Compression as a system choice
Problem
Bandwidth tickets trigger “enable compression” as a global default. Small RPCs get slower; already-compressed media is double-compressed; teams stop improving message design because “gzip will fix size.” 201 explains the mechanism (compression vs format); 301 places compression in budgets and tiers.
Short answer
Choose a format for meaning first; add compression as a transport or storage tier when payloads are large enough that CPU trades for bandwidth positively under measurement. Prefer dense schema-aware encodings when structure allows; use general-purpose compression for verbose text or cold storage. Do not treat suite encode times as including your link-level gzip unless the experiment says so.
Constraints that matter
| Budget | Question |
|---|---|
| CPU | Encode + compress + decrypt on path? |
| Bandwidth / storage | Dominates cost model? |
| Latency | Small messages: compression can hurt |
| Content | Already compressed media? |
| Layering | TLS, HTTP content-encoding, app-level |
Decision frame
Message tiny + local network? → often skip general compression
Verbose JSON over WAN / cold store? → compress after measuring
Need field access / evolution? → format first; compress opaque bytes after
| Scenario | Lean |
|---|---|
| Public HTTP large JSON | content-encoding + good JSON lib |
| High-QPS internal RPC 200 B | Usually no app gzip |
| Lake files | Format-aware columnar compression |
| Encrypted tunnel + gzip | Order and CPU stacking matter |
Failure modes
| Mistake | Outcome |
|---|---|
| Compress everything | CPU-bound services |
| Skip format design | Permanent verbose tax |
| Double compress | Wasted work |
| Compare compressed size to suite Size column naively | Category error |
| Forget mobile CPU cost | Battery / heat regressions |
Real-world sketch
An API enables gzip globally. p50 improves for 100KB responses; p99 for 1KB control RPCs worsens. Ops keeps gzip for large GETs via content negotiation and disables it on chatty RPCs. Separately, internal events move from JSON to Protobuf, cutting size before compression—and compression becomes optional on the mesh.
In this suite
| Resource | Role |
|---|---|
| Size / time Results | Uncompressed codec behavior (typical) |
| 201 compression article | Mechanism |
| Using this suite | What is and is not measured |
Experiments
Question: Where should compression sit (app codec vs transport vs storage), and does it beat a denser binary format for this link?
Setup
- Measure uncompressed payload sizes and link RTT/bandwidth.

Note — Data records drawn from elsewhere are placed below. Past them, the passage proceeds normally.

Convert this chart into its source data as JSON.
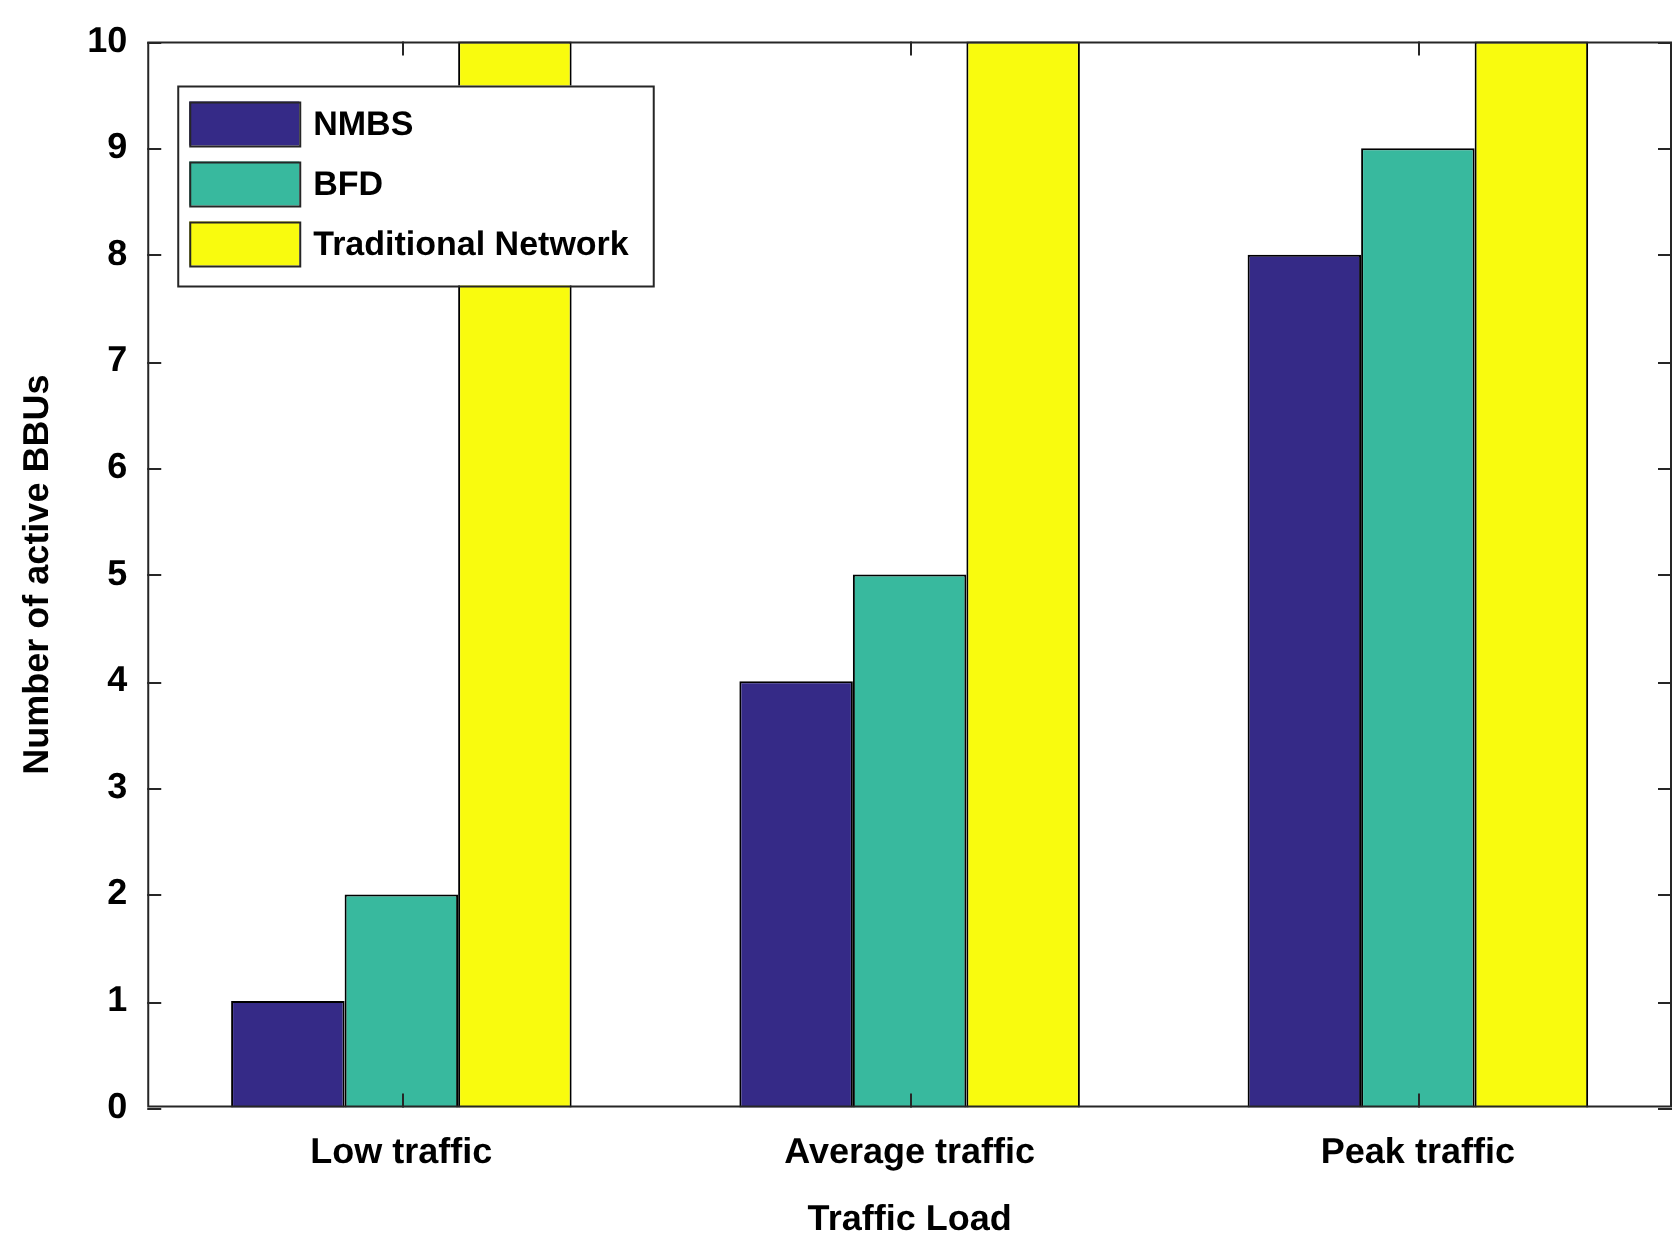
{
  "chart_data": {
    "type": "bar",
    "xlabel": "Traffic Load",
    "ylabel": "Number of active BBUs",
    "categories": [
      "Low traffic",
      "Average traffic",
      "Peak traffic"
    ],
    "series": [
      {
        "name": "NMBS",
        "color": "#352a87",
        "values": [
          1,
          4,
          8
        ]
      },
      {
        "name": "BFD",
        "color": "#38b99e",
        "values": [
          2,
          5,
          9
        ]
      },
      {
        "name": "Traditional Network",
        "color": "#f9fb0e",
        "values": [
          10,
          10,
          10
        ]
      }
    ],
    "ylim": [
      0,
      10
    ],
    "yticks": [
      0,
      1,
      2,
      3,
      4,
      5,
      6,
      7,
      8,
      9,
      10
    ],
    "grid": false,
    "legend": "top left"
  }
}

- Candidates: gzip/zstd levels; alternative binary format without compress; compress-after-serialize.
- CPU headroom on producer/consumer.
Procedure
- Baseline: suite
median_size_bytes+ ser/deser time without compress. - Apply candidate compression on the wire; measure end-to-end latency and CPU.

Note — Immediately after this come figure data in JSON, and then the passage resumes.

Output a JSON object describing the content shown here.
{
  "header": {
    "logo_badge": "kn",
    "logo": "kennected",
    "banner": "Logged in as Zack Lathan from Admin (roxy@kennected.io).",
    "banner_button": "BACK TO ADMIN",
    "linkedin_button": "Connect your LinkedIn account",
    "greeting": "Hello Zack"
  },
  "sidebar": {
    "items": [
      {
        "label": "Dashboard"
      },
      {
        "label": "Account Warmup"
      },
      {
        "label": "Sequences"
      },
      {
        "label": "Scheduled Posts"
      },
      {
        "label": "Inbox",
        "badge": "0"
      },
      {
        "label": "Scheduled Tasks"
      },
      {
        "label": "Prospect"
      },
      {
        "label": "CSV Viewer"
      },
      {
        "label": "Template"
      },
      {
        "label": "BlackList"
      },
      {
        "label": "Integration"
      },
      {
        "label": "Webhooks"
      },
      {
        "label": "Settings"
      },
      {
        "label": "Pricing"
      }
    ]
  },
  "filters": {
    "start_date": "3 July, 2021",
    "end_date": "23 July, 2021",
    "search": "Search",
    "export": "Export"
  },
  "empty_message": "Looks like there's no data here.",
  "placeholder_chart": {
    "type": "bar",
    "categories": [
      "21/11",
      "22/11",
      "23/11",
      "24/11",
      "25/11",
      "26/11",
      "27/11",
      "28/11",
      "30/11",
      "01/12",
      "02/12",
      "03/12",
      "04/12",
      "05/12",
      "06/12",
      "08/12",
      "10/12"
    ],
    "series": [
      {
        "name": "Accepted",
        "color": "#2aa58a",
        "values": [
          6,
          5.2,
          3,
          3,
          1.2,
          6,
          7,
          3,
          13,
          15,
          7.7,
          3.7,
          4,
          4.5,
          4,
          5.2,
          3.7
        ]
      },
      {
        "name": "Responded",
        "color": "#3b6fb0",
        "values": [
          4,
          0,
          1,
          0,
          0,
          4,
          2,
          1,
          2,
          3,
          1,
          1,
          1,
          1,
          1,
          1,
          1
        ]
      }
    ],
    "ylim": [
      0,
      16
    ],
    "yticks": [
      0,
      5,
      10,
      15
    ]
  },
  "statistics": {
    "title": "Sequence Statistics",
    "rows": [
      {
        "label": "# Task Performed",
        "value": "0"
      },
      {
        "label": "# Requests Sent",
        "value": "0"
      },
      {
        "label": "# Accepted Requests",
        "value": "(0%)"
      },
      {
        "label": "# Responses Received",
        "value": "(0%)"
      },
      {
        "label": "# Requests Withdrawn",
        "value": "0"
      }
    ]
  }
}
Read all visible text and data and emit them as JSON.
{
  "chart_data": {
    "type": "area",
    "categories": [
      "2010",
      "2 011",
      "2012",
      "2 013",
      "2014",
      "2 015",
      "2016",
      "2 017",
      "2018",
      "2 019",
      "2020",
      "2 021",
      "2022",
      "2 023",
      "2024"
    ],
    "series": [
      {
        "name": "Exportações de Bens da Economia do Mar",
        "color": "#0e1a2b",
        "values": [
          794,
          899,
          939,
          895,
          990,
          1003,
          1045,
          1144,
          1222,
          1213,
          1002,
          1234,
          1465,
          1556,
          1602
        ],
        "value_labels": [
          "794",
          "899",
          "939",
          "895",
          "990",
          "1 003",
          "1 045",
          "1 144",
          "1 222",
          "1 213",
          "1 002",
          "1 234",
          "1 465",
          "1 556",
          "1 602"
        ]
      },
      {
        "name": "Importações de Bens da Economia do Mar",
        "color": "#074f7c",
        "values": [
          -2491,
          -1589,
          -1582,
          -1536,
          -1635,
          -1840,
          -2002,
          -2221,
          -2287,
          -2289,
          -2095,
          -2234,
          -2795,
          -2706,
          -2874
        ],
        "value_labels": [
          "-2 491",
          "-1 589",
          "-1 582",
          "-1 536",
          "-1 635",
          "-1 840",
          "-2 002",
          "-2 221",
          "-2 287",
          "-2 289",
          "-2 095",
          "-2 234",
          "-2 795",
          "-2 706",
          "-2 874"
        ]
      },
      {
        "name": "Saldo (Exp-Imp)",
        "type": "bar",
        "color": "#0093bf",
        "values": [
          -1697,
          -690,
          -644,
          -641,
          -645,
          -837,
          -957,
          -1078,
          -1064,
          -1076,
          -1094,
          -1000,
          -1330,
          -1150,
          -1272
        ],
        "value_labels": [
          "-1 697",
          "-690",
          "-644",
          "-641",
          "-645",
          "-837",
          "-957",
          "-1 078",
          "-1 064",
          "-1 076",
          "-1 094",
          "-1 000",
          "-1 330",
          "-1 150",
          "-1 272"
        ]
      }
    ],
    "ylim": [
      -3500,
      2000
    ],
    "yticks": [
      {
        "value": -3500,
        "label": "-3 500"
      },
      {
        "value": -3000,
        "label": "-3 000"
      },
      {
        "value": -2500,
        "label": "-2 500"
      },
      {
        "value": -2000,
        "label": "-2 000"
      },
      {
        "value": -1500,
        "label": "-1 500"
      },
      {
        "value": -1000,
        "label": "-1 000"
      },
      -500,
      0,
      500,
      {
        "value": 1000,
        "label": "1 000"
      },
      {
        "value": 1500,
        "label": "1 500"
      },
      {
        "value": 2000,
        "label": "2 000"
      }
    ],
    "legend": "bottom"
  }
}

- Compare to denser format without compress on same hop.
- Check double-compression waste (e.g. already-compressed fields).
- Pick placement (client, reverse proxy, broker, app).
Decision rule
- Choose the option minimizing SLO latency or $/bandwidth under CPU cap—not the smallest microbenchmark size alone.

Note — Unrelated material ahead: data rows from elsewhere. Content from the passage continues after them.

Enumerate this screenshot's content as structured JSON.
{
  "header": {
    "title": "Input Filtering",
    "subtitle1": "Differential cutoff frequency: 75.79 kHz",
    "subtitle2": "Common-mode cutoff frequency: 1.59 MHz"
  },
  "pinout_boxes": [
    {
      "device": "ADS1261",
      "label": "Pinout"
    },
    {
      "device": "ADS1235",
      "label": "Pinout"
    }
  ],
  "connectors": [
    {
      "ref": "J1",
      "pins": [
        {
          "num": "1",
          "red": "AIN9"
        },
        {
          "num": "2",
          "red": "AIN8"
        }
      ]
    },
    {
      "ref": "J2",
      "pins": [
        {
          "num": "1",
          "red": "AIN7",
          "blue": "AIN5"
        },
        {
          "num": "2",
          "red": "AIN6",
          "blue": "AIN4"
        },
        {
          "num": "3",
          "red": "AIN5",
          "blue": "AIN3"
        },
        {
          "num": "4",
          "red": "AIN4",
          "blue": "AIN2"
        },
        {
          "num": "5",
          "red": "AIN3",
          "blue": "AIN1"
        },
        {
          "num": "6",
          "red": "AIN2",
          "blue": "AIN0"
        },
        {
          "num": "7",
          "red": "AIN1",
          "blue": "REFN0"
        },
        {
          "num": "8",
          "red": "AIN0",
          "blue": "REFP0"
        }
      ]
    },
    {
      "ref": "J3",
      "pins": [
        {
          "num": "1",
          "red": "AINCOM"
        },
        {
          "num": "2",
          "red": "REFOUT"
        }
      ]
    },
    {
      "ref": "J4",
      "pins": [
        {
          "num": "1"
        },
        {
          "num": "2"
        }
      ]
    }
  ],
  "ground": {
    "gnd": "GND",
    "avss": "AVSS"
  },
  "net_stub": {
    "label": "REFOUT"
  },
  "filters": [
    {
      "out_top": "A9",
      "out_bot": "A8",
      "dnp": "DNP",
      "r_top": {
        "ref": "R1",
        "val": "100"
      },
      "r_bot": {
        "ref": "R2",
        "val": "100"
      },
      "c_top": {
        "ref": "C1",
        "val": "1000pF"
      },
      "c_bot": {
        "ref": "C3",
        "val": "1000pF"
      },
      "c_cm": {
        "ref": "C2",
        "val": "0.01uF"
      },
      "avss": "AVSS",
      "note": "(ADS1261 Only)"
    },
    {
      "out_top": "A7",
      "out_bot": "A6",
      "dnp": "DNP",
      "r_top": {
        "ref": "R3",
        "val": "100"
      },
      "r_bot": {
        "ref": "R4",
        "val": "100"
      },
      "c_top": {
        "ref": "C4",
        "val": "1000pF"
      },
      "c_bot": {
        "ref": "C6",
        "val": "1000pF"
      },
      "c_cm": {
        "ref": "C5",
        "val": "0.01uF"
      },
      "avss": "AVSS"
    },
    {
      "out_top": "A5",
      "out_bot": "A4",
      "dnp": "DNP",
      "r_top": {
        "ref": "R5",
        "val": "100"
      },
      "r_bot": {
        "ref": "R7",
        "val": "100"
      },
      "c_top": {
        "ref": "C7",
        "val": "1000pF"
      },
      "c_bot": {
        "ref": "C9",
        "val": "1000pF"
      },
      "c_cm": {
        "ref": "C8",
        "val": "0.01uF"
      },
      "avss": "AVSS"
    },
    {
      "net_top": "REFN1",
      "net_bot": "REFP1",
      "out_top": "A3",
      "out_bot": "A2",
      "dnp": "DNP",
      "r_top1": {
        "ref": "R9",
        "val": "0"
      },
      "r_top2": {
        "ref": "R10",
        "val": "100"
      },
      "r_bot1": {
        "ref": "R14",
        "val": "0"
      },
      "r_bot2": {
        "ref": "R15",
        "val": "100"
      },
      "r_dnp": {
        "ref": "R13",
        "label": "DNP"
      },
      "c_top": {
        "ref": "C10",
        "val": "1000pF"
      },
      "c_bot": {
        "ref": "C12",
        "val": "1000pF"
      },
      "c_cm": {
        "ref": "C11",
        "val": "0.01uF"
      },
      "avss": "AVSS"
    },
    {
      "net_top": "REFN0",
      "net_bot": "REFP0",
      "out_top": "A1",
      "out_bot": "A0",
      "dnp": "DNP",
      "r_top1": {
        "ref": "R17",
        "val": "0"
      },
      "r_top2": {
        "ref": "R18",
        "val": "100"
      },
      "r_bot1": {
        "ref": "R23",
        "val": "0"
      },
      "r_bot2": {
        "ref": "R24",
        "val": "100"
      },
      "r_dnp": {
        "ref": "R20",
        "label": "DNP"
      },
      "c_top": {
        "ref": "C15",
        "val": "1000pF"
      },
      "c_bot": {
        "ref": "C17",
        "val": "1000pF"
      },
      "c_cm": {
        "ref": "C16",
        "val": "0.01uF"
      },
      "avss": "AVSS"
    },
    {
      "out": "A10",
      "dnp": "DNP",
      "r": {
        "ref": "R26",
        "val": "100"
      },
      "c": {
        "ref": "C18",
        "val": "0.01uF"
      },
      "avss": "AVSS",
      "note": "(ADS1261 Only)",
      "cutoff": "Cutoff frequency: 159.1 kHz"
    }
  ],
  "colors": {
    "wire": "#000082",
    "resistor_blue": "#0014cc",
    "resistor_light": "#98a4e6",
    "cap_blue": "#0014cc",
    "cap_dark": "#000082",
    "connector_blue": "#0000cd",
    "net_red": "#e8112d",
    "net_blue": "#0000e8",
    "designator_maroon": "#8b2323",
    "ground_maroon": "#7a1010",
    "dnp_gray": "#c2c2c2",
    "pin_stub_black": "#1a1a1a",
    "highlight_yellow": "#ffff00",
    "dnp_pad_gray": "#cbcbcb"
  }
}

- Compression is not a substitute for a wrong paradigm (row vs columnar).
Metrics
| Metric / signal | Role |
|---|---|
| End-to-end latency with compress | Primary when user-facing |
| Compressed size / compression ratio | Bandwidth economics |
| CPU % ser+compress / deser+decompress | Capacity limit |
Suite median_size_bytes (raw codec) |
Pre-compress baseline |
| Suite ser/deser times | Codec CPU before compress |
Planned size_gzip6 / size_zstd3 (if present) |
Suite compression proxies |
| Error rate under CPU saturation | Stability |
Conclusion style: “zstd on broker beats switching format for this topic size; app-level gzip off.”
What this suite cannot tell you
- Optimal zstd level for your corpus.
- CDN behavior.
- Interaction with specific TLS offload hardware.
Common mistakes
- “Binary so we don’t need gzip” without size data.
- “Gzip so format doesn’t matter.”
- Benchmarking compress off then enabling it only in prod.
Key takeaways
- Compression is a tier, not a format.
- Measure CPU vs bandwidth; defaults are not universal.
- Improve encoding when structure allows; compress the remainder.
- Suite Size is not automatically post-gzip Size.